Cache check — nodes with no code change since the previous run are retrieved from cache. Only new or modified nodes proceed to LLM processing.
LLM processing — each uncached node is sent to an LLM which produces:
- A short description of what the code does
- Tags classifying its role (authentication, database access, UI rendering, state management, etc.)
Embedding generation — semantic embeddings are generated from each description and written back to the graph.

Info

Large nodes are split into chunks, processed separately, and merged into a single result before indexing.

Indexing¶

The result is a fully annotated graph where every node is searchable by name, by role, and by meaning.

How agents query the graph¶

Once the knowledge graph is built, agents can query it through two complementary methods:

Vector search¶

Converts a natural language question into an embedding and finds nodes whose descriptions are most semantically similar. When the agent is working within a specific part of the codebase, search is scoped to connected nodes rather than the entire graph.

Structural traversal¶

Starts from a known node and follows all relationships outward, returning the complete subgraph of everything connected to it as a nested tree.
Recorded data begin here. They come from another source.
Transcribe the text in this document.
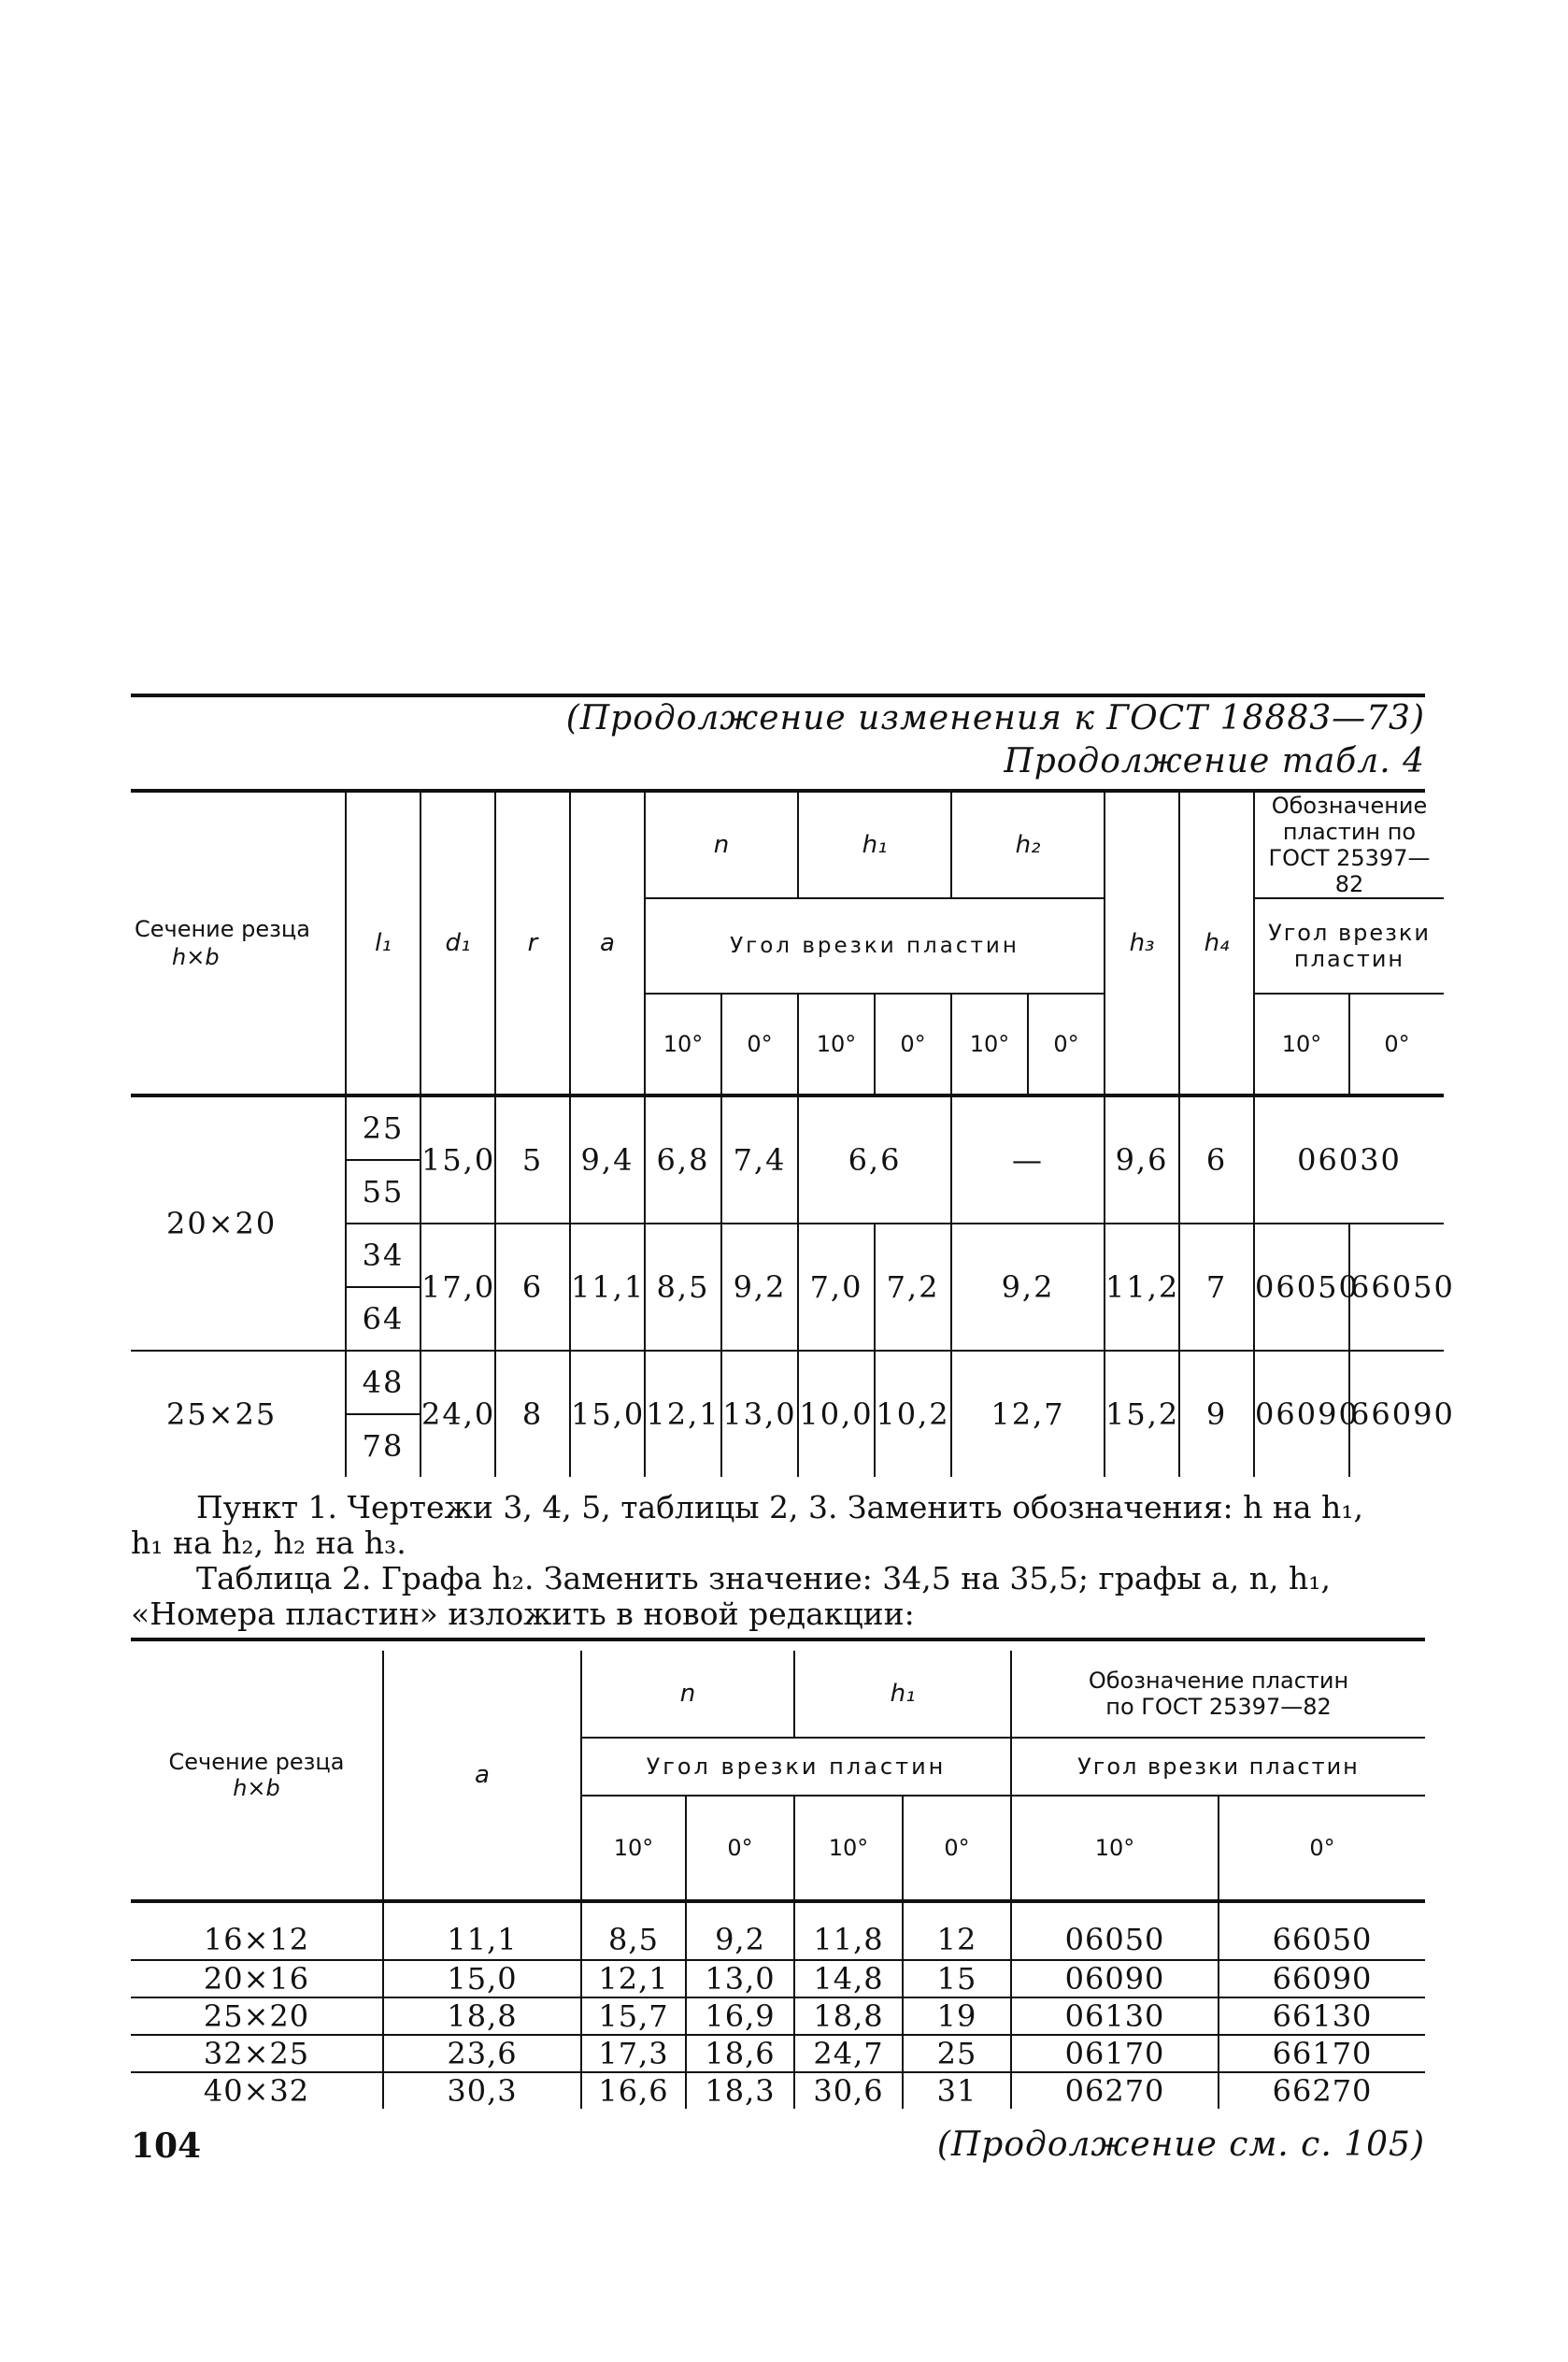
(Продолжение изменения к ГОСТ 18883—73)
Продолжение табл. 4
Сечение резца
h×b	l₁	d₁	r	a	n		h₁		h₂		h₃	h₄	Обозначение пластин по ГОСТ 25397—82	
					Угол врезки пластин								Угол врезки пластин	
					10°	0°	10°	0°	10°	0°			10°	0°
20×20	25	15,0	5	9,4	6,8	7,4	6,6		—		9,6	6	06030	
	55													
	34	17,0	6	11,1	8,5	9,2	7,0	7,2	9,2		11,2	7	06050	66050
	64													
25×25	48	24,0	8	15,0	12,1	13,0	10,0	10,2	12,7		15,2	9	06090	66090
	78													

Пункт 1. Чертежи 3, 4, 5, таблицы 2, 3. Заменить обозначения: h на h₁,

h₁ на h₂, h₂ на h₃.

Таблица 2. Графа h₂. Заменить значение: 34,5 на 35,5; графы a, n, h₁,

«Номера пластин» изложить в новой редакции:

Сечение резца
h×b	a	n		h₁		Обозначение пластин по ГОСТ 25397—82	
		Угол врезки пластин				Угол врезки пластин	
		10°	0°	10°	0°	10°	0°
16×12	11,1	8,5	9,2	11,8	12	06050	66050
20×16	15,0	12,1	13,0	14,8	15	06090	66090
25×20	18,8	15,7	16,9	18,8	19	06130	66130
32×25	23,6	17,3	18,6	24,7	25	06170	66170
40×32	30,3	16,6	18,3	30,6	31	06270	66270
(Продолжение см. с. 105)
104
Agents understand code flows through two specialized capabilities:

Entry point detection

Identifies every function that nothing else in the codebase calls — API handlers, CLI commands, event listeners, scheduled jobs. These are the natural starting points of execution and give the agent a map of where behavior originates.

Neighbor traversal

Starts from any function and follows its call graph outward, collecting every function reachable through any number of hops. This gives the agent the full downstream impact surface of any given function.

Architecture¶

Potpie's context graph operates in two modes:

Local — the daemon runs on your machine, graph state stays local
Managed — opt-in cloud backend for team features and shared context

flowchart TB
  cli["potpie CLI"]

  subgraph local["Local profile"]
    direction TB
    daemon["local daemon"]
    services["service modules"]
    store[(local stores)]
    daemon --> services --> store
  end

  subgraph managed["Managed backend"]
    direction TB
    api["managed backend API"]
    mservices["service modules"]
    hstore[(hosted stores)]
    api --> mservices --> hstore
  end

  cli --> daemon
  cli -.->|login / managed pot| api

Both profiles use the same CLI surface — --local and --managed flags disambiguate when needed.